As I ate, attuned to this as I am now, I saw a small brown mouse dart across the floor.  I coughed, my gums full of rice and raw tuna.

It stands to reason that in any major city, any floor on the ground level or lower will have rodents. Cleanliness be damned.  They're too smart, and too numerous.  If you have any connections to the dining circuit in friends or acquaintances, you may have heard stories of rodent infestations.

My roommate had a mouse story or two to go along with every notch in her resume. But that was second hand.  I never saw a rodent at a restaurant.

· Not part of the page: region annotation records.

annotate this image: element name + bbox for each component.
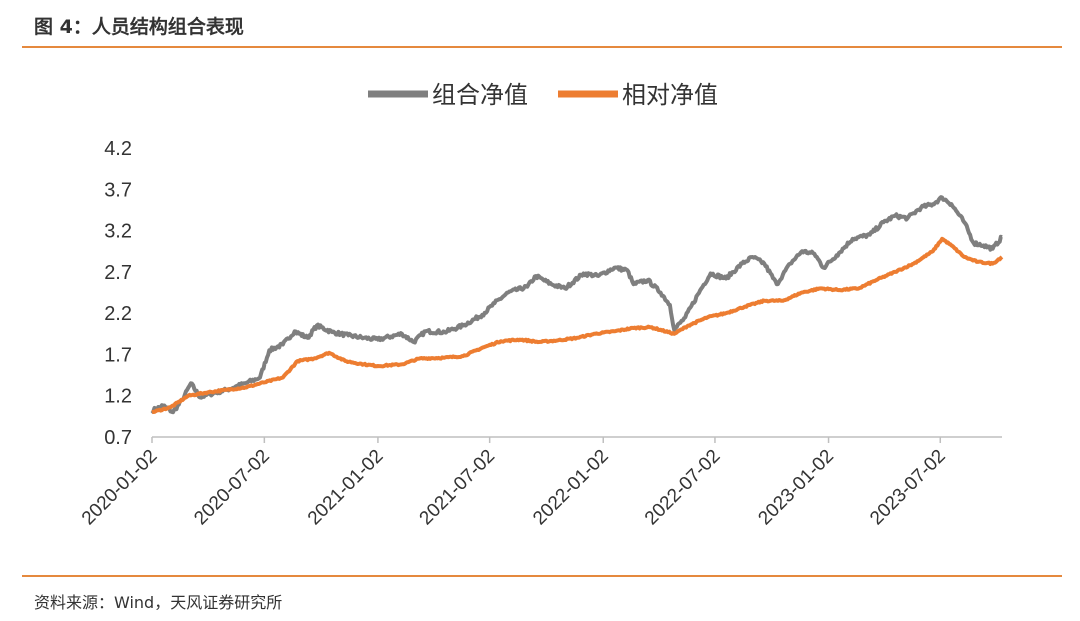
x-tick-label: 2021-01-02 xyxy=(304,446,388,530)
y-tick-label: 3.7 xyxy=(104,179,132,201)
x-tick-label: 2021-07-02 xyxy=(416,446,500,530)
x-tick-label: 2020-01-02 xyxy=(78,446,162,530)
y-tick-label: 3.2 xyxy=(104,221,132,243)
y-tick-label: 1.2 xyxy=(104,386,132,408)
line-chart: 组合净值 相对净值 0.7 1.2 1.7 2.2 2.7 3.2 3.7 4.2 2020-0… xyxy=(78,81,1004,530)
x-axis: 2020-01-02 2020-07-02 2021-01-02 2021-07-02… xyxy=(78,436,1002,530)
footer-divider xyxy=(22,575,1062,577)
y-tick-label: 0.7 xyxy=(104,427,132,449)
legend-label: 组合净值 xyxy=(432,81,528,109)
x-tick-label: 2022-07-02 xyxy=(641,446,725,530)
chart-legend: 组合净值 相对净值 xyxy=(368,81,718,109)
x-tick-label: 2020-07-02 xyxy=(190,446,274,530)
legend-label: 相对净值 xyxy=(622,81,718,109)
series-line-relative-nav xyxy=(151,236,1004,415)
x-tick-label: 2022-01-02 xyxy=(529,446,613,530)
y-axis: 0.7 1.2 1.7 2.2 2.7 3.2 3.7 4.2 xyxy=(104,138,132,449)
y-tick-label: 1.7 xyxy=(104,344,132,366)
plot-area xyxy=(150,195,1004,415)
y-tick-label: 4.2 xyxy=(104,138,132,160)
source-note: 资料来源：Wind，天风证券研究所 xyxy=(34,593,283,612)
header-divider xyxy=(22,46,1062,48)
y-tick-label: 2.7 xyxy=(104,262,132,284)
figure-title: 图 4：人员结构组合表现 xyxy=(34,16,244,38)
y-tick-label: 2.2 xyxy=(104,303,132,325)
series-line-portfolio-nav xyxy=(150,195,1003,415)
x-tick-label: 2023-01-02 xyxy=(754,446,838,530)
x-tick-label: 2023-07-02 xyxy=(866,446,950,530)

The mouse reappeared.  It had a nubby tail, a sign it may have been starving at one point and used that appendage for nourishment, and a stout body.  It moved slowly and deliberately, closer and closer to me. None of the customers noticed. It trotted under the table of the two Asian women, one of whom answered a phone call, and began to speak, loudly, in her native tongue.

I imagined them feeling it at their ankles and screaming, refusing to pay their bill.  The other remaining customers, a couple solid necked college students, would follow suit.  They looked like the New England Ivy League type, they may write the whole thing off to their being in Baltimore.

All the time I was fixated on the ball of rice I'd dropped on the floor. If the mouse should find it, what should I do?  I redoubled my efforts to finish the meal. As is nature, I imagined if the stray mouse was an indication of an infestation. My chewing slowed.

I imagined the mouse around my feet now.  I've seen the things within striking distance before, and I always choked under the pressure.  They're walking pouches of blood and bone.  I try not kill centipedes  because of the mess their little bodies make, so with mammals my reluctance doubles.  Maybe I'm just a coward.

I thought of making a scene, flipping over tables and refusing the check.  I shouldn't be having expensive meals anyway.

It didn't matter, the mouse vanished.  For whatever reason I was the only person who could see it.

The phone conversation ended next to me.  “Was that your husband?”

“Yes.  He's at home now.”

I retrieved the rice ball off the floor with my sole napkin and placed it on my plate. No one noticed.

The check came quickly.

On the way out, the mouse appeared again a foot away from me under a tray of dishes.  It paused, not terribly concerned by me.  Perhaps it thought itself hidden.  The wait staff were entirely engaged in a conversation.  The two pairs of customers were similarly preoccupied.  The mouse looked at my shin and gingerly retreated from view.  I left, doing my level best to feel queasy from the meal.